20 décembre 2017 | PAR Amelie Blaustein Niddam

Programmé dans le cadre du festival ( et concours !) Impatience, Saison 1 de Florence Minder vient délicieusement questionner notre rapport à l’addiction fictionnelle. Nous, on rêve d’une Saison 2 !

Florence Minder nous accueille à la façon d’une prof de fac sympa. Elle est derrière son ordinateur portable, habillée chic : pantalon slim noir, talons très haut, chemisier blanc et veste à sequins argentés. Elle dit bonsoir poliment, nous indique les places libres et attaque. La blonde hitchcockienne aux lèvres rouges installe le projet dans son contexte : une oeuvre performative, pensée comme une série, qui devrait être programmée au Festival d’Avignon…2034. On commence à trouver cela absurde, et elle nous capture. Trois épisodes donc, constituant la première Saison d’une série sans nom.

Trois épisodes pensés comme les trois actes classiques du théâtre. Trois épisodes qui suffisent à passer de l’ultra récit, transmis assis,  au geste non figuratif pourtant porteur de sens.

Dans un hommage lointain à Personnages en quête d’auteur de Luigi Pirandello, Florence Minder imagine que son héroïne ne veut pas être enfermée dans cette histoire : « L’ennemi c’est l’histoire à laquelle on se limite, on se fout de la cohérence ». Mais au fait quelle histoire ? Finalement on se rend compte que le récit est anecdotique ici, juste support à la réflexion sur ce qu’est une fiction.

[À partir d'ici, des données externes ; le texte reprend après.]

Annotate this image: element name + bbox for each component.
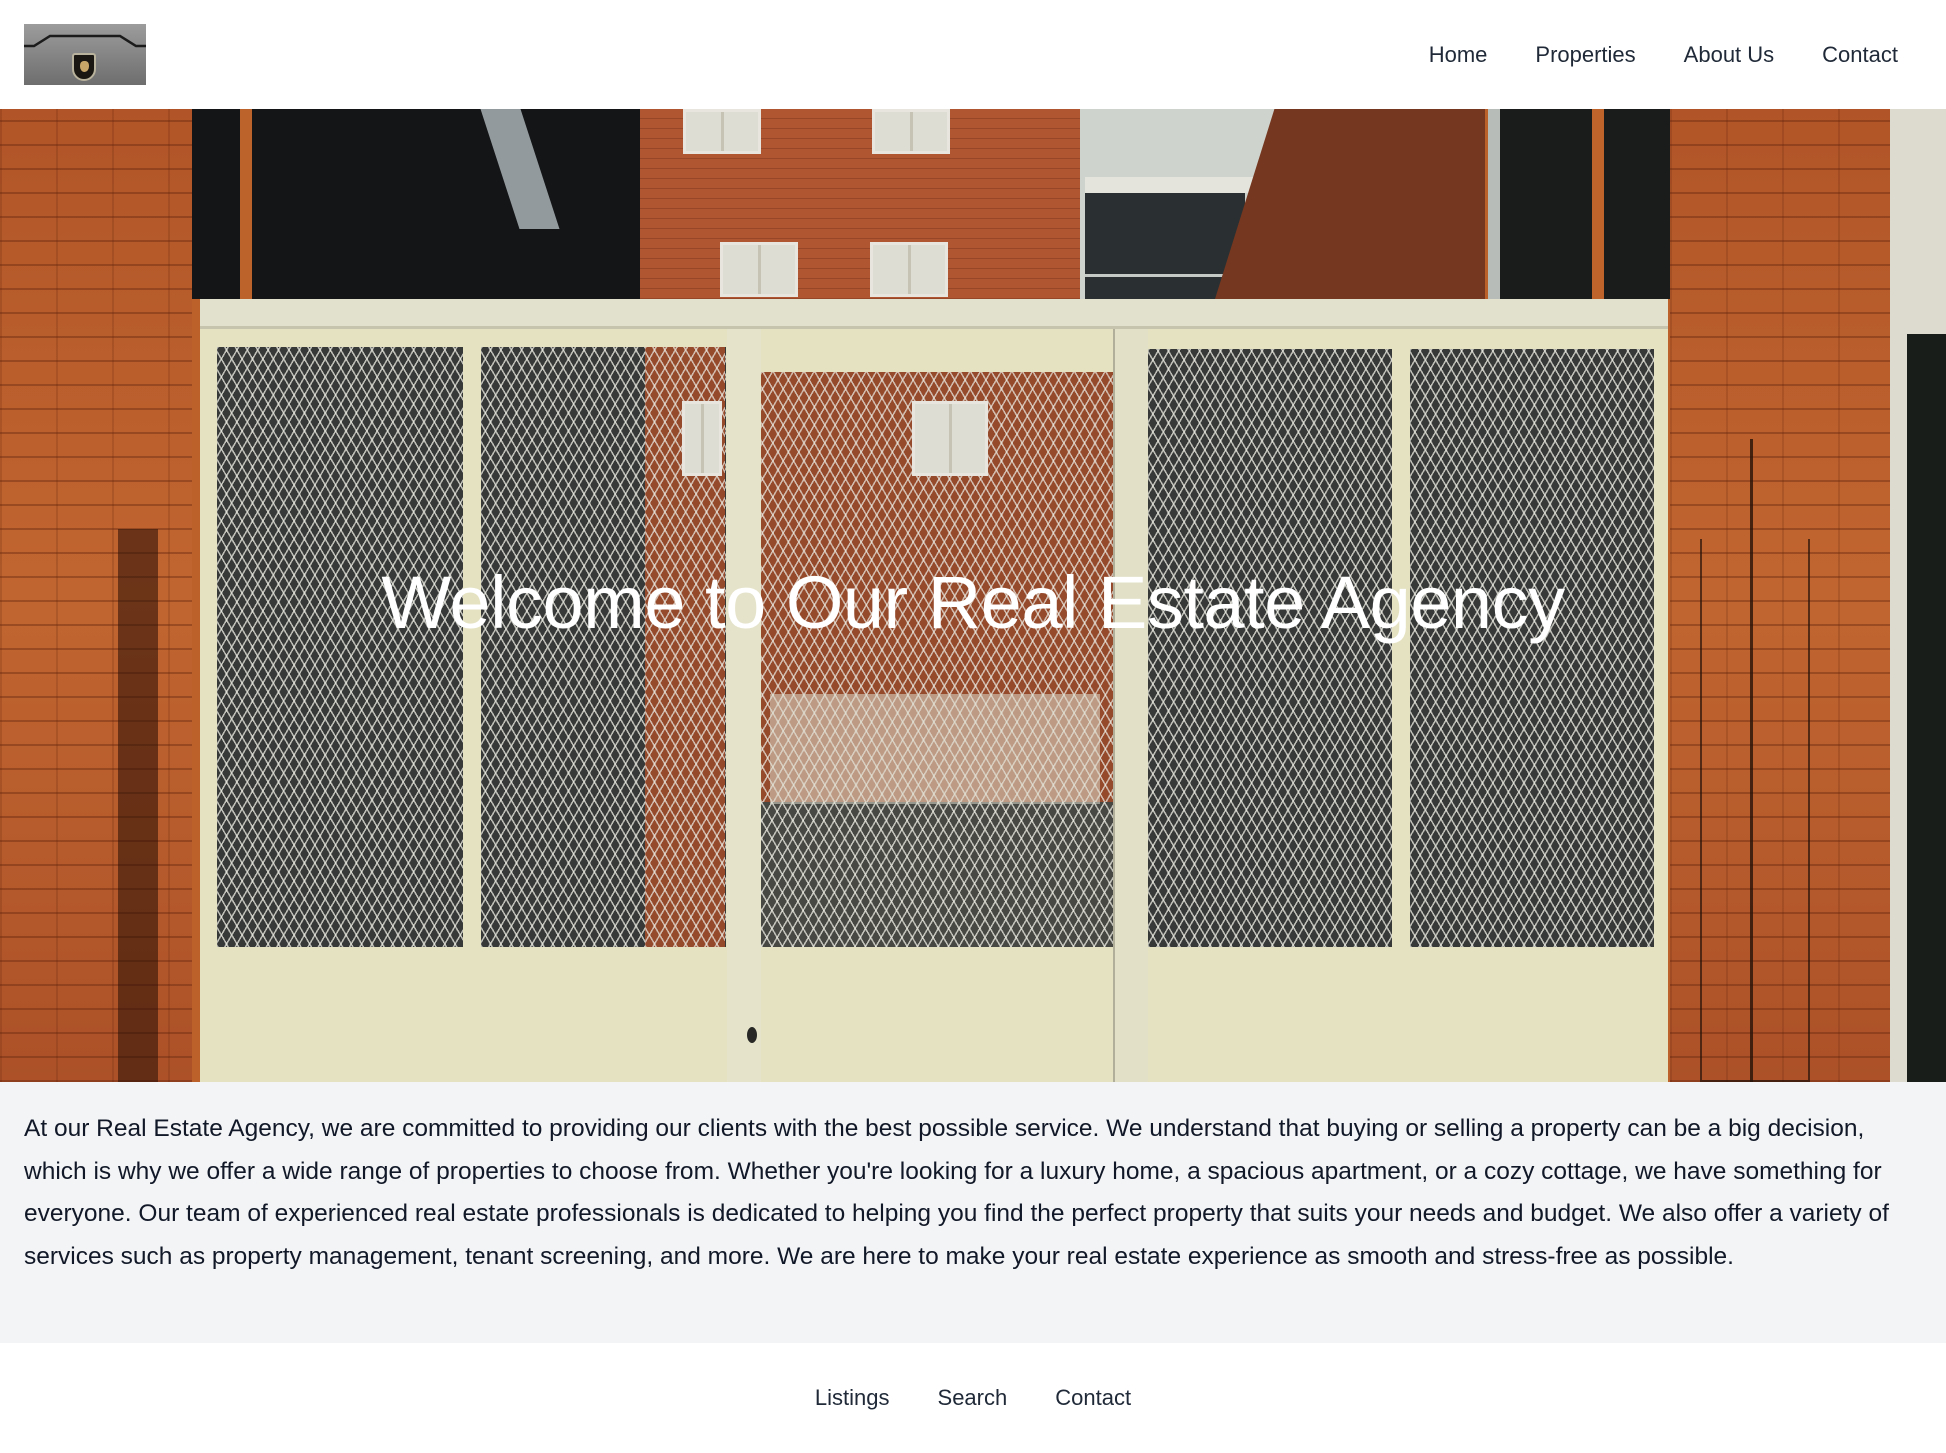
emblem-icon: [72, 53, 96, 81]
site-header: Home Properties About Us Contact: [0, 0, 1946, 109]
footer-link-search[interactable]: Search: [938, 1387, 1008, 1409]
nav-about-us[interactable]: About Us: [1684, 43, 1775, 66]
footer-link-listings[interactable]: Listings: [815, 1387, 890, 1409]
nav-home[interactable]: Home: [1429, 43, 1488, 66]
nav-properties[interactable]: Properties: [1535, 43, 1635, 66]
logo[interactable]: [24, 24, 146, 85]
main-nav: Home Properties About Us Contact: [1429, 0, 1898, 109]
hood-crease-icon: [24, 34, 146, 48]
hero-title: Welcome to Our Real Estate Agency: [381, 561, 1565, 644]
site-footer: Listings Search Contact: [0, 1343, 1946, 1453]
hero-banner: Welcome to Our Real Estate Agency: [0, 109, 1946, 1082]
about-section: At our Real Estate Agency, we are commit…: [0, 1082, 1946, 1343]
about-text: At our Real Estate Agency, we are commit…: [24, 1115, 1889, 1270]
footer-link-contact[interactable]: Contact: [1055, 1387, 1131, 1409]
nav-contact[interactable]: Contact: [1822, 43, 1898, 66]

Racontons un peu tout de même, car oui, tout le monde aime les histoires. Saison 1 nous transporte dans la jungle sud-américaine où un groupe de touristes est pris en otage. Mais Irène, notre héroïne parviendra à se libérer dans des conditions atroces que la comédienne nous raconte par le menu, dans un humour noir mordant.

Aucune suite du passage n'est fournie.